Das Gehirn hat sich über die Jahrtausende darauf eingestellt und verarbeitet und merkt sich daher Geschichten hervorragend. Je bildhafter der Erzähler die Geschehnisse darstellt, desto mehr hängen die Zuhörer an seinen Lippen und tauchen ein in seine Welt, in die Situation die er beschreibt.

Auch heute noch hat das Erzählen von Geschichten sowohl als Marketing-, als auch als Führungselement oder bei Rhetorikern einen festen Platz, neudeutsch auch „Storytelling“ genannt. Ein herausragendes Beispiel für die Wirkung einer solchen Geschichte ist eine der berühmtesten Reden von Steve Jobs, in der er 2005 in der Stanford-Universität in Form von drei kurzen Geschichte den Absolventen Lebensweisheiten vermittelte, an die sich wohl alle Zuhörer ihr Leben lang erinnern werden.

Das gleiche Konzept, also das Erzählen von Geschichten anhand eines roten Vorhaben-Leitfadens bildet die Basis des Story Mapping. Durch einzelne Stichpunkte werden Abläufe und Zusammenhänge vermittelt und zur Diskussion darüber eingeladen, um ein besseres und gemeinsames Verständnis herzustellen. Durch Nachfragen und Verständnisfragen werden diese Stichpunkte immer detaillierter und verständlicher.

Wofür ist es gut?

Um erfolgreich und gemeinsam, also mit mehreren Beteiligten oder in einem Team ein Vorhaben zu bewerkstelligen, ist ein gemeinsames Verständnis unerlässlich. Dabei ist es nebensächlich, ob es sich um die Entwicklung eines Produktes oder die Entwicklung einer Software handelt.

Dabei geht es nicht nur um das Verständnis für Details, sondern gerade auch den Kontext, das Große und Ganze, um an Scheidewegen die richtigen Entscheidungen im Sinne des gemeinsamen Zieles treffen zu können.

Fehlt das gemeinsame Verständnis werden unter Umständen Dinge korrekt umgesetzt, die aber am Ende möglicherweise nicht im Sinne des gemeinsames Zieles sind. Ähnlich wie mit einem Buch, jeder hat eine eigene Vorstellung der Charaktere, diese können noch so ähnlich sein, sind aber nie gleich.

Was kann ich als Ergebnis aus der Storymap ableiten?

Die Storymap ist auch ein Werkzeug für Visionäre, um ihre Vision zu vermitteln und für Gruppen, um gemeinsam Visionen zu erarbeiten. So kann am Ende eines Story Mapping Workshops jeder Beteiligte nachvollziehen, auf was einzelne Aspekte einzahlen und welche Priorität sie haben.
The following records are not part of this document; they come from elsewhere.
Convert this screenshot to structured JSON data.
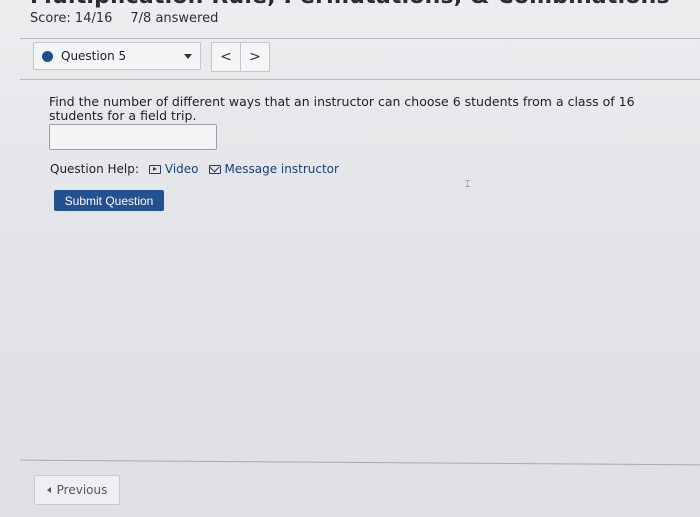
{
  "header": {
    "title": "Multiplication Rule, Permutations, & Combinations",
    "score": "Score: 14/16",
    "answered": "7/8 answered"
  },
  "question_nav": {
    "selected": "Question 5",
    "prev_symbol": "<",
    "next_symbol": ">"
  },
  "question": {
    "text": "Find the number of different ways that an instructor can choose 6 students from a class of 16 students for a field trip.",
    "answer_value": ""
  },
  "help": {
    "label": "Question Help:",
    "video": "Video",
    "message": "Message instructor"
  },
  "actions": {
    "submit": "Submit Question",
    "previous": "Previous"
  },
  "colors": {
    "accent": "#23508f",
    "dot": "#1c4f91"
  }
}
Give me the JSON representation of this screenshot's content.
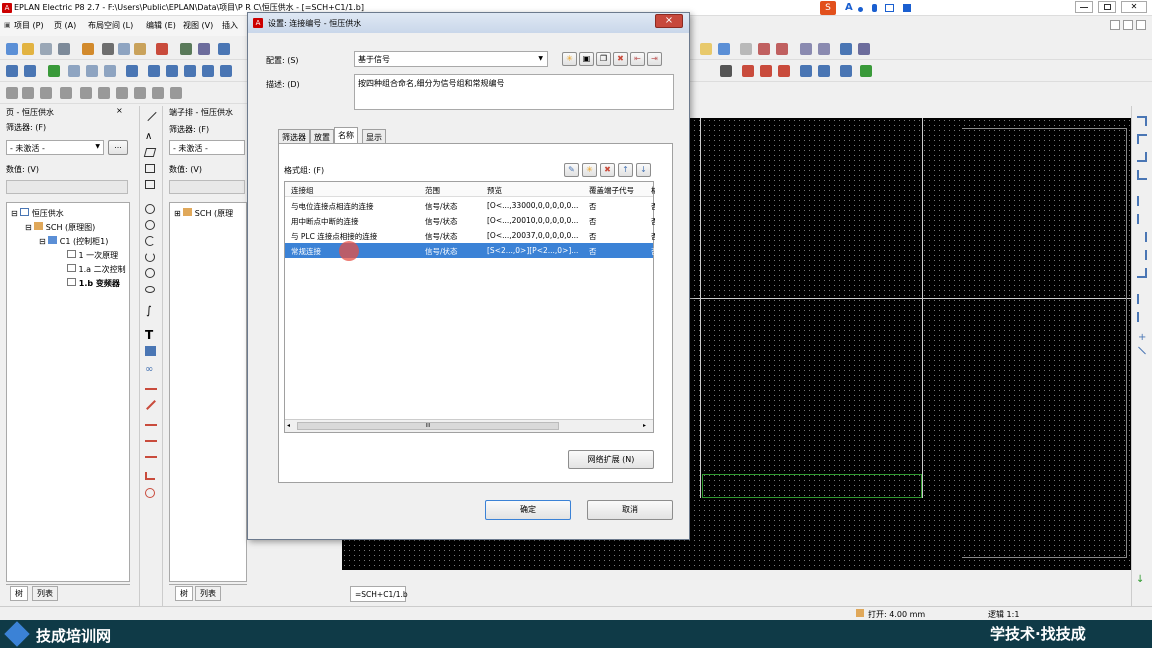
{
  "app": {
    "title": "EPLAN Electric P8 2.7 - F:\\Users\\Public\\EPLAN\\Data\\项目\\P R C\\恒压供水 - [=SCH+C1/1.b]"
  },
  "menu": [
    "项目 (P)",
    "页 (A)",
    "布局空间 (L)",
    "编辑 (E)",
    "视图 (V)",
    "插入"
  ],
  "tray": {
    "text": "A"
  },
  "left_panel": {
    "title": "页 - 恒压供水",
    "filter_label": "筛选器: (F)",
    "filter_value": "- 未激活 -",
    "more_button": "...",
    "value_label": "数值: (V)",
    "tree": [
      {
        "text": "恒压供水"
      },
      {
        "text": "SCH (原理图)"
      },
      {
        "text": "C1 (控制柜1)"
      },
      {
        "text": "1 一次原理"
      },
      {
        "text": "1.a 二次控制"
      },
      {
        "text": "1.b 变频器"
      }
    ],
    "tabs": [
      "树",
      "列表"
    ]
  },
  "mid_panel": {
    "title": "端子排 - 恒压供水",
    "filter_label": "筛选器: (F)",
    "filter_value": "- 未激活 -",
    "value_label": "数值: (V)",
    "tree_item": "SCH (原理",
    "tabs": [
      "树",
      "列表"
    ]
  },
  "canvas": {
    "tab_label": "=SCH+C1/1.b"
  },
  "dialog": {
    "title": "设置: 连接编号 - 恒压供水",
    "close": "×",
    "config_label": "配置: (S)",
    "config_value": "基于信号",
    "desc_label": "描述: (D)",
    "desc_value": "按四种组合命名,细分为信号组和常规编号",
    "tabs": [
      "筛选器",
      "放置",
      "名称",
      "显示"
    ],
    "format_group_label": "格式组: (F)",
    "columns": [
      "连接组",
      "范围",
      "预览",
      "覆盖端子代号",
      "格"
    ],
    "rows": [
      {
        "group": "与电位连接点相连的连接",
        "range": "信号/状态",
        "preview": "[O<...,33000,0,0,0,0,0...",
        "override": "否",
        "extra": "否"
      },
      {
        "group": "用中断点中断的连接",
        "range": "信号/状态",
        "preview": "[O<...,20010,0,0,0,0,0...",
        "override": "否",
        "extra": "否"
      },
      {
        "group": "与 PLC 连接点相接的连接",
        "range": "信号/状态",
        "preview": "[O<...,20037,0,0,0,0,0...",
        "override": "否",
        "extra": "否"
      },
      {
        "group": "常规连接",
        "range": "信号/状态",
        "preview": "[S<2...,0>][P<2...,0>]...",
        "override": "否",
        "extra": "否"
      }
    ],
    "scroll_mark": "III",
    "network_button": "网络扩展 (N)",
    "ok_button": "确定",
    "cancel_button": "取消"
  },
  "status": {
    "open": "打开: 4.00 mm",
    "logic": "逻辑 1:1"
  },
  "footer": {
    "brand": "技成培训网",
    "slogan": "学技术·找技成"
  },
  "colors": {
    "accent": "#3b82d6",
    "footer": "#0f3a47",
    "close": "#c7483c"
  }
}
Die unterschiedlichen Nutzer und die verschiedenen Stränge ihre Reise durch die Anwendung oder das Vorhaben werden sichtbar.

Dabei kann der gesamte Umfang der Vision oder des Produktes visualisiert und vermittelt werden und mit Hilfe der User Story Map wieder reduziert, priosrisiert oder in unterschiedliche und verdaubare Häppchen heruntergebrochen werden.

So kann zum Beispiel im Rahmen einer Softwareentwicklung eine Storymap auch bei der Release-Planung unterstützen und den Umfang unterschiedlicher Versionen definieren.

Wann ist eine Story Map hilfreich, wann nicht?

Genau wie man mit einem Hammer keine Schrauben einschlagen würde, ist auch die Storymap nicht für alle Vorhaben gleichgut geeignet. In jedem Fall hilft aber eine Storymap Klarheit zu schaffen und unterstützt die Kommunikation.

Werden die Vorhaben größer und die Zusammenhänge schwieriger zu überschauen, so entwickelt sich zunehmend eine Komplexität. Ist die Aufgabe hingegen eher klein, sind die Herausforderungen altbekannt oder einfach zu lösen, so handelt es sich eher um ein kompliziertes als um komplexes Vorhaben.

Storymaps eignen sich gut, um komplexe Zusammenhänge zu strukturieren und zu visualisieren.

Weniger eignen sich Storymaps dazu, beispielsweise alle Details eines Softwareprojektes zu erfassen und zu definieren und dadurch eine Anforderungsvollständigkeit zu erreichen.

Insofern bringt dieser Ansatz immer eine Restunsicherheit mit, über die sich alle Beteiligten klar sein müssen. Aber genau in dieser Unvollständigkeit liegt auch ein großer Vorteil der Methode, denn sie bilden die Realität komplexer Vorhaben besser ab als beispielsweise detaillierte Spezifikationen.

Was sind für Softwareentwickler die Vorteile gegenüber einem Lastenheft und Pflichtenheft?

In einem Lastenheft beschreibt klassischerweise der Kunde oder Auftraggeber, was er vor hat und was der Entwickler am Ende liefern soll. Auf Basis dieses Lastenheftes erstellt der Entwickler dann ein Pflichtenheft, in dem sehr detailliert dargestellt wird, wie das Vorhaben technisch umgesetzt werden soll.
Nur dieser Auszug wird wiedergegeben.